Hendrickson had a history of conquering long odds.

He was an ammunition specialist in the Air Force and hungry for a new challenge when he took advantage of a program that enabled him to “Go from Blue to Green” and try to qualify as a Green Beret. He joined a Selection Class of 400 men. Twenty-three would rise to the top and make it. Hendrickson, at age 31, was one of them.

He would deploy to Afghanistan as an 18C, an engineer specializing in counter IED (improvised explosive devices) operations. In that role, it would be up to him to steer fellow war fighters away from buried trouble.

Trouble would find him.

While participating in 2010 with a team working to roust Taliban from a strategically significant position, Hendrickson went to retrieve an Afghan translator who had strayed into an uncleared area. He stepped on an IED.

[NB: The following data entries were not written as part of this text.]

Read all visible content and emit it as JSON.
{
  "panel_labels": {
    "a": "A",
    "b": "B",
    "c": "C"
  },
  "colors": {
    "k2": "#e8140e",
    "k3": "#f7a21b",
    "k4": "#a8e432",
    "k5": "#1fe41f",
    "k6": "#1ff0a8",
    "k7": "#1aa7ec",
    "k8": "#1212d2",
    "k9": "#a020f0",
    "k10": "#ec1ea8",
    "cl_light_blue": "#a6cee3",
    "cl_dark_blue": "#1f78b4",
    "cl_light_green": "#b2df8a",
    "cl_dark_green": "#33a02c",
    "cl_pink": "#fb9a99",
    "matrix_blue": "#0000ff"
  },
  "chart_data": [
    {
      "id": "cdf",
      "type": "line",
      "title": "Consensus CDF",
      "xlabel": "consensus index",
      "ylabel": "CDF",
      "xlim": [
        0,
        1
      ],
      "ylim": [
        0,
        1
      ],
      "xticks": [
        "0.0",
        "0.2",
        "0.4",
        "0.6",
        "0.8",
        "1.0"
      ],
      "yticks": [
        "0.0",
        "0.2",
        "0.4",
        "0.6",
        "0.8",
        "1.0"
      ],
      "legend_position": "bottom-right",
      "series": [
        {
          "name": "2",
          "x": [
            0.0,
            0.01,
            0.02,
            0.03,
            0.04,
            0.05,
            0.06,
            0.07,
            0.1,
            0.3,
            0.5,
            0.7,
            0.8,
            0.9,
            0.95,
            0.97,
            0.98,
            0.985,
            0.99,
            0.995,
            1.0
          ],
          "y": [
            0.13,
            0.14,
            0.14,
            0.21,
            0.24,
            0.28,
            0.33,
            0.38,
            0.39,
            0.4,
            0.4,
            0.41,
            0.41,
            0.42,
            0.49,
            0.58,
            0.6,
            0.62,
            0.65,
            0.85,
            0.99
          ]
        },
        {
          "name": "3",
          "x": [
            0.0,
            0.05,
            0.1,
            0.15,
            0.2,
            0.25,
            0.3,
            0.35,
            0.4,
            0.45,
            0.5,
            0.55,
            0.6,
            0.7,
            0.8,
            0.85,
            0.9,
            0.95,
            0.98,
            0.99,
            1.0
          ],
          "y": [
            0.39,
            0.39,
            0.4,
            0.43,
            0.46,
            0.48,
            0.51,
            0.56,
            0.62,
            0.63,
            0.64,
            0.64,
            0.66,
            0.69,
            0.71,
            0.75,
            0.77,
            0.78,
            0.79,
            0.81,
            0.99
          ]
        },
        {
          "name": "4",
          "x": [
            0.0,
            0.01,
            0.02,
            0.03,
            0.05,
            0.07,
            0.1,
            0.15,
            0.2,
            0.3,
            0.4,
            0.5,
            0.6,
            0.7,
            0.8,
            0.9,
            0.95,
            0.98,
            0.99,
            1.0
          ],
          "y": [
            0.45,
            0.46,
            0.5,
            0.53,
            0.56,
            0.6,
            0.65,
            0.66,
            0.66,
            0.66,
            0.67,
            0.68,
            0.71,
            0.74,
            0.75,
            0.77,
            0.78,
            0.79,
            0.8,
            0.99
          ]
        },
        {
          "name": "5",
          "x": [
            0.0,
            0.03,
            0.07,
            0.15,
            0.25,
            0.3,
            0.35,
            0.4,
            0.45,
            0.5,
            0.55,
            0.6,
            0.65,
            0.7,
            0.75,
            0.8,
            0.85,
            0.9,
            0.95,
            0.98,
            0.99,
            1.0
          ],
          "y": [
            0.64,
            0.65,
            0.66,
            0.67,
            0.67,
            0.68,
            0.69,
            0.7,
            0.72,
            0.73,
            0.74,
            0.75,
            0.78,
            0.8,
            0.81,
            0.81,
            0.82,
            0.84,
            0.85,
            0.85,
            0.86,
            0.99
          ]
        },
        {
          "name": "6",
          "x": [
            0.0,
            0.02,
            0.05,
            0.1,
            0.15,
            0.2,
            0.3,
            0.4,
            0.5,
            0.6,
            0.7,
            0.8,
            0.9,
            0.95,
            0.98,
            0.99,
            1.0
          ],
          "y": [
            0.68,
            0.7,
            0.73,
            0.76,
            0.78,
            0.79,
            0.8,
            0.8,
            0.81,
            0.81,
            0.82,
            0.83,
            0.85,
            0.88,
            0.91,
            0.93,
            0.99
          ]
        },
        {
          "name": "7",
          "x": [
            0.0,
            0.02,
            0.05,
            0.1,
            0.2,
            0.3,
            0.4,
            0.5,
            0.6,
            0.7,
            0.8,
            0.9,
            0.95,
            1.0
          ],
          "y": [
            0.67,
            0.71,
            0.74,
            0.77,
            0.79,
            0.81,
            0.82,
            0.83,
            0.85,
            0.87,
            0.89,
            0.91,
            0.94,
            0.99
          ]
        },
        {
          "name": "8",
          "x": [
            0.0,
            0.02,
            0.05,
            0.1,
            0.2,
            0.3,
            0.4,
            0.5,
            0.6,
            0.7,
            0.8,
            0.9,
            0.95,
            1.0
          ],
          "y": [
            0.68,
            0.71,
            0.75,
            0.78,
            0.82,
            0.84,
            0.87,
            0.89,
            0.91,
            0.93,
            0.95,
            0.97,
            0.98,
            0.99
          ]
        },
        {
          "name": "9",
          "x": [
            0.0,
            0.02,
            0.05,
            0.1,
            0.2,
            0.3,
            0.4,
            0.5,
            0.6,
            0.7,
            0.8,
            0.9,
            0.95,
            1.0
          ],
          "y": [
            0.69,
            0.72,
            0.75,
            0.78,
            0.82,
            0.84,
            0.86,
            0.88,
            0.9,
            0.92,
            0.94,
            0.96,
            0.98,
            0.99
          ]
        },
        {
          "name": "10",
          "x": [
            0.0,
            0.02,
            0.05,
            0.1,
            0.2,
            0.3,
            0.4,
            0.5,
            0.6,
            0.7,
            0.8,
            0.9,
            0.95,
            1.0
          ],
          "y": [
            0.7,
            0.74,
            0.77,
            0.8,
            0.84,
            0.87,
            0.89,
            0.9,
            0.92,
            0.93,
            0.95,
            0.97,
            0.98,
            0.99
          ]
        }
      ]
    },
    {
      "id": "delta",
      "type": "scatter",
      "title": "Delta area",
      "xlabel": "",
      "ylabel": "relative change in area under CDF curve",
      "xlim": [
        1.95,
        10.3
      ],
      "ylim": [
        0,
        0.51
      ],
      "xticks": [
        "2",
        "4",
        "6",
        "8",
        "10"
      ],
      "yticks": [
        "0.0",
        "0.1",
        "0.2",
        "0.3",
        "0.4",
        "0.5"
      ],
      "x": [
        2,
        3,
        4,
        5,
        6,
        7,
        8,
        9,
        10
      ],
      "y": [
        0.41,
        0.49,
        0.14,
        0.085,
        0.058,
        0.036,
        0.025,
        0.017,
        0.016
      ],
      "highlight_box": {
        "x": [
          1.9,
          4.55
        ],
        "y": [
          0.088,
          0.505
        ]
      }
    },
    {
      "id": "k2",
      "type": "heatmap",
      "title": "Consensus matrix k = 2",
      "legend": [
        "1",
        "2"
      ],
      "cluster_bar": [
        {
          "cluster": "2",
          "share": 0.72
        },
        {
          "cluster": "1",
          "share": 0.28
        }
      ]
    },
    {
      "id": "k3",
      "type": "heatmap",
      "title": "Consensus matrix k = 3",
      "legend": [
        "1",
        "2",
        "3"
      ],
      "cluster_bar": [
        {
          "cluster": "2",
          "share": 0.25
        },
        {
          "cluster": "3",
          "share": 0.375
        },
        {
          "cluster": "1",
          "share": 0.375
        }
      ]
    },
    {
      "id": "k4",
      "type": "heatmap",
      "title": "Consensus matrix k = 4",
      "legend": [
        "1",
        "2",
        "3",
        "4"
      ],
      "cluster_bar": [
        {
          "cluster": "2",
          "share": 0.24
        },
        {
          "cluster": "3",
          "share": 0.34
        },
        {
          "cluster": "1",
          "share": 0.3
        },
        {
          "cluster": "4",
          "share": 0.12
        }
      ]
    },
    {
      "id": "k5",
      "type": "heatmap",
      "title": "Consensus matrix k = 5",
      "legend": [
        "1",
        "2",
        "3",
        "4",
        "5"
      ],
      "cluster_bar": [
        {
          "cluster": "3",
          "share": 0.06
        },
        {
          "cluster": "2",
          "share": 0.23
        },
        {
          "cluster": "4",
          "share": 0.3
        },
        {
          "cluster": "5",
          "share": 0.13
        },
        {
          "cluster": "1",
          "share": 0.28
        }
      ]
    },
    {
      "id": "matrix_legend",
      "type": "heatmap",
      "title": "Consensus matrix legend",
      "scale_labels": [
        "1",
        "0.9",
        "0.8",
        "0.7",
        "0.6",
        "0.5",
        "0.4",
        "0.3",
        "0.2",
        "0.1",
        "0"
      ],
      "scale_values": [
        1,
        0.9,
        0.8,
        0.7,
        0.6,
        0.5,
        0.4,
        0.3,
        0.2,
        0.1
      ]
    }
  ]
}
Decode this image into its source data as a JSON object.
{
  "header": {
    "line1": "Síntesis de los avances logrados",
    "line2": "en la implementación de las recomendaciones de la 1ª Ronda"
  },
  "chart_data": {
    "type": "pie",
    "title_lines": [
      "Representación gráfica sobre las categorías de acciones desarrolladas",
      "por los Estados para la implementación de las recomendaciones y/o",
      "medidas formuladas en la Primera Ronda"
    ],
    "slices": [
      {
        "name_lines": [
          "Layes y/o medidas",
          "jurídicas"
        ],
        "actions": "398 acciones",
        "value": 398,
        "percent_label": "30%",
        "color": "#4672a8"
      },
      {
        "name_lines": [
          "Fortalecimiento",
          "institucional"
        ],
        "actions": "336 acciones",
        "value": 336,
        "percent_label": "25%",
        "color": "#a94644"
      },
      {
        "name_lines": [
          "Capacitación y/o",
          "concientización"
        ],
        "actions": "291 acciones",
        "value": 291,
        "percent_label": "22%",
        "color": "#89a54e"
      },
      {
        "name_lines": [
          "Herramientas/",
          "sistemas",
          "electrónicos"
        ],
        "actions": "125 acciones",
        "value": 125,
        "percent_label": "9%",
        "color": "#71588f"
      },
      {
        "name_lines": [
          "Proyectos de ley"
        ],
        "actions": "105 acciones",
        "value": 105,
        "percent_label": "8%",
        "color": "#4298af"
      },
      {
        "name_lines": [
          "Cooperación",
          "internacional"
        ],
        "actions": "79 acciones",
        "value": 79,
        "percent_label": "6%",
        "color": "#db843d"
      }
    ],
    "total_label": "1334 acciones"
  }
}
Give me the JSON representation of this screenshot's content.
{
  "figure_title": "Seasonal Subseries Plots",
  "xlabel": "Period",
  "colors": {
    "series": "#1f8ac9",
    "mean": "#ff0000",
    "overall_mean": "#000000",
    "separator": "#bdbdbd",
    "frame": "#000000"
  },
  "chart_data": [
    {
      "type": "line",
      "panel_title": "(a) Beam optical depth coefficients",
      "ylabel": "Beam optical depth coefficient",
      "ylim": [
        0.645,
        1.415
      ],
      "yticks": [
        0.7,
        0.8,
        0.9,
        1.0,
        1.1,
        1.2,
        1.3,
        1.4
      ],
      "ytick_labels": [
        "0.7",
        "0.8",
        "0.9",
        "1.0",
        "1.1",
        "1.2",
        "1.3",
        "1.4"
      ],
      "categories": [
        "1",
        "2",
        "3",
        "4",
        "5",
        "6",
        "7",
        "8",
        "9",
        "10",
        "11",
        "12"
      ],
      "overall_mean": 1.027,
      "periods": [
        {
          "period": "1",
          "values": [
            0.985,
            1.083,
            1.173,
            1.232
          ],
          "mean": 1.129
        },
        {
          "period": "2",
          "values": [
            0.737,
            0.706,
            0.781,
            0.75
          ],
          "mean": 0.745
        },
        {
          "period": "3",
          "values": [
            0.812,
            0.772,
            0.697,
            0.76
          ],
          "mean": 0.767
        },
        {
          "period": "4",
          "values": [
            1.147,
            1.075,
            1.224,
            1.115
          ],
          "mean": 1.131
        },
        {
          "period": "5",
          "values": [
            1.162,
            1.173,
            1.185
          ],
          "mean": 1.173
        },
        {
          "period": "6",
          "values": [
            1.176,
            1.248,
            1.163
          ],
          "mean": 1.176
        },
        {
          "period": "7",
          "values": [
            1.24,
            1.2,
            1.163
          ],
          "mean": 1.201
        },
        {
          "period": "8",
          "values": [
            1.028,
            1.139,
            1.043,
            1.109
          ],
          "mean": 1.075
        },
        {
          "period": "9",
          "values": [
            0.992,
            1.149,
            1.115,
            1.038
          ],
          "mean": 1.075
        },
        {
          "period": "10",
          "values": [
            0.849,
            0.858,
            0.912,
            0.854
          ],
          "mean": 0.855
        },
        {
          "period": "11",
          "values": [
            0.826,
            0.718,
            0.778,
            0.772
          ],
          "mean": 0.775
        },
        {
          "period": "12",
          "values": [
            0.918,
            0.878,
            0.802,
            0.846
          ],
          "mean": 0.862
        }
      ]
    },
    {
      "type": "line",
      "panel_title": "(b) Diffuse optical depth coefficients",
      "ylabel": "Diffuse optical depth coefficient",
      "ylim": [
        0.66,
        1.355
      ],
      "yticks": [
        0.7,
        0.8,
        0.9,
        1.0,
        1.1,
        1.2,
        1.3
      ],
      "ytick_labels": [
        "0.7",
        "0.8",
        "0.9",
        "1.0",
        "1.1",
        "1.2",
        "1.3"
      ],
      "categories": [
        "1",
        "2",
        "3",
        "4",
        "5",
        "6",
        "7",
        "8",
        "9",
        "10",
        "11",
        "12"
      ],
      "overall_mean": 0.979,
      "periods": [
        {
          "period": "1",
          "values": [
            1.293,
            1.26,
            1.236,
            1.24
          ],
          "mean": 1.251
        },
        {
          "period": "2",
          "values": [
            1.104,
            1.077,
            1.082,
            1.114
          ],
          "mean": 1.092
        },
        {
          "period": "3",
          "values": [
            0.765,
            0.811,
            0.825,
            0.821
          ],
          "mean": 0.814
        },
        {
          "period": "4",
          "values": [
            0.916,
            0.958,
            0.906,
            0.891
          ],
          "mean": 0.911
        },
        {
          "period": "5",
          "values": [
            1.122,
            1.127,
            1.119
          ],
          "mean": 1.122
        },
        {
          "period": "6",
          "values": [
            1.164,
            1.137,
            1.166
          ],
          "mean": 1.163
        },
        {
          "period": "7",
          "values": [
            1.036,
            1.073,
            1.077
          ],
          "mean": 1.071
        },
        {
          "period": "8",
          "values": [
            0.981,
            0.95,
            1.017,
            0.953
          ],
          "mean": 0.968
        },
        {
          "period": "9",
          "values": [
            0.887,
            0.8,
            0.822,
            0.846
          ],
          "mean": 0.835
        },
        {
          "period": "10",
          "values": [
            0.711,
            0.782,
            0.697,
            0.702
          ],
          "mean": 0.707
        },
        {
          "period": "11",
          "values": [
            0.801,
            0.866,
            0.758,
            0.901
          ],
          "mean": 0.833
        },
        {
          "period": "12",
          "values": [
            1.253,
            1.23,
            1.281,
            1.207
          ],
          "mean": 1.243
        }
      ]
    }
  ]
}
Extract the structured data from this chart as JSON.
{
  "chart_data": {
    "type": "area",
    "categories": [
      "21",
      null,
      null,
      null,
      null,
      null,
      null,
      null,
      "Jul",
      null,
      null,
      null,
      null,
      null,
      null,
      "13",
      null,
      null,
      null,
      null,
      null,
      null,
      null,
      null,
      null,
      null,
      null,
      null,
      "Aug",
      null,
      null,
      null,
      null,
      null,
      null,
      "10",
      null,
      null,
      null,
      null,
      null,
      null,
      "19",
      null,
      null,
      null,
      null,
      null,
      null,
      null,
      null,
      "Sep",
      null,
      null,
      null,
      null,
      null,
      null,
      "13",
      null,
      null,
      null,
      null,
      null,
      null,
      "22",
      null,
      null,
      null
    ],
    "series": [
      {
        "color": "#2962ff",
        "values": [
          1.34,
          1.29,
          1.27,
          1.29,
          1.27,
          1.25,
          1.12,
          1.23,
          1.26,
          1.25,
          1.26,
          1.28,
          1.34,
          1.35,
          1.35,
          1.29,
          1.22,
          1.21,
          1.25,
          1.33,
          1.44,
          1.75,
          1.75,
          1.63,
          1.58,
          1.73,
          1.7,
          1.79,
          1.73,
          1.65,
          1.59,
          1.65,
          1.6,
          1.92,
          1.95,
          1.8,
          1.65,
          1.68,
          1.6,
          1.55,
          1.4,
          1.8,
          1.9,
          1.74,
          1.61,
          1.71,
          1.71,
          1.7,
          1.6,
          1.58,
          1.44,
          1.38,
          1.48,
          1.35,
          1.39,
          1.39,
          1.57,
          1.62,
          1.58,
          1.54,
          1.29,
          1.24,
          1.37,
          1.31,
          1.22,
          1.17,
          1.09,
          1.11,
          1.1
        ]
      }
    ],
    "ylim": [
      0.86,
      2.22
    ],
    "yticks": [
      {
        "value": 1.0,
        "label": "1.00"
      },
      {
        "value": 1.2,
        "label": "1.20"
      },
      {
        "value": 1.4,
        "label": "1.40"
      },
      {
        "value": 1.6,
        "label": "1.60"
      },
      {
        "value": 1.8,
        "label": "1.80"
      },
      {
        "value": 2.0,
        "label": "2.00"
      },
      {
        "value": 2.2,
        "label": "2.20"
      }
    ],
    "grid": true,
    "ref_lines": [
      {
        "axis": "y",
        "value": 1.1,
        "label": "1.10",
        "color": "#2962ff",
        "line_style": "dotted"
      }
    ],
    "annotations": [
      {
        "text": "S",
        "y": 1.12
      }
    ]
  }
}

The translator was uninjured, but Hendrickson’s wounds were life threatening. His right foot had nearly been blown off. Pearly white bones protruded from his leg.

Hendrickson, who lives near the community of Pace in Northwest Florida, recounts the trauma and triumphs of his military career in his book, Tip of the Spear: The Incredible Story on an Injured Green Beret’s Return to Battle (Center Street, 2020). It is at once harrowing and inspirational. It triggers anger and admiration.

At Brooke Army Medical Center at Fort Sam Houston in San Antonio, Texas, surgeon Jospeh Hsu determined that there was sufficient tissue to attempt limb salvage surgery. He estimated the chance of success at 10-15%, but added, “If this works, we will rewrite limb salvage surgery.”

Hendrickson and his doctors authored a rewrite, not that he was content with that. His undying desire was to return to the front. The Army wanted to medically retire him, but he carried on and obtained a signature on a medical waiver.

Returned to Afghanistan in 2012, his triumphs including the scaling of Hilltop 2000, which was secured as a lookout point for command personnel. He completed additional tours in Afghanistan in 2016, 2017 and 2018-19.

In 2016, he survived an intense firefight during an operation to capture a Taliban encampment in Baghlan Province. In the midst of that battle, he sustained a concussive brain injury when U.S. air support dropped a 500-pound bomb so close to Hendrickson that it rained debris on him. He performed heroically in retrieving the body of a fallen Afghan commando.

In recognition, he was awarded the Silver Star and the First Special Service Force’s Major General Robert T. Frederick Award, which is presented annually to one U.S. and one Canadian soldier.    

“Was it my insane sense of pride in serving my country that brought me back?” Hendrickson writes. “The special camaraderie I shared with my brothers that can be forged only in war? The thrill of battle, testing myself, that adrenaline high that can only be found in combat?”

Hendrickson concludes that all were factors in his returns.

Today, Hendrickson is the owner of a nonprofit, Tip of the Spear Landmine Removal. He was inspired to establish the organization following a trip to Ukraine in March 2022, shortly after Russian forces invaded the country. That trip refamiliarized him with the dangers posed by mines and other explosive hazards.   

In August 2022, Hendrickson returned to Ukraine and spent the month removing landmines in eastern regions of the country. Today, Tip of the Spear Landmine Removal is available to work in any country worldwide that requests assistance.

As another participant in demining efforts, Tip of the Spear is joined by ArroTech, developers of a mine-detecting drone, and AltruTek, a nonprofit that leads an alliance of companies in rapidly conducting mine detection and mapping activities in Ukraine.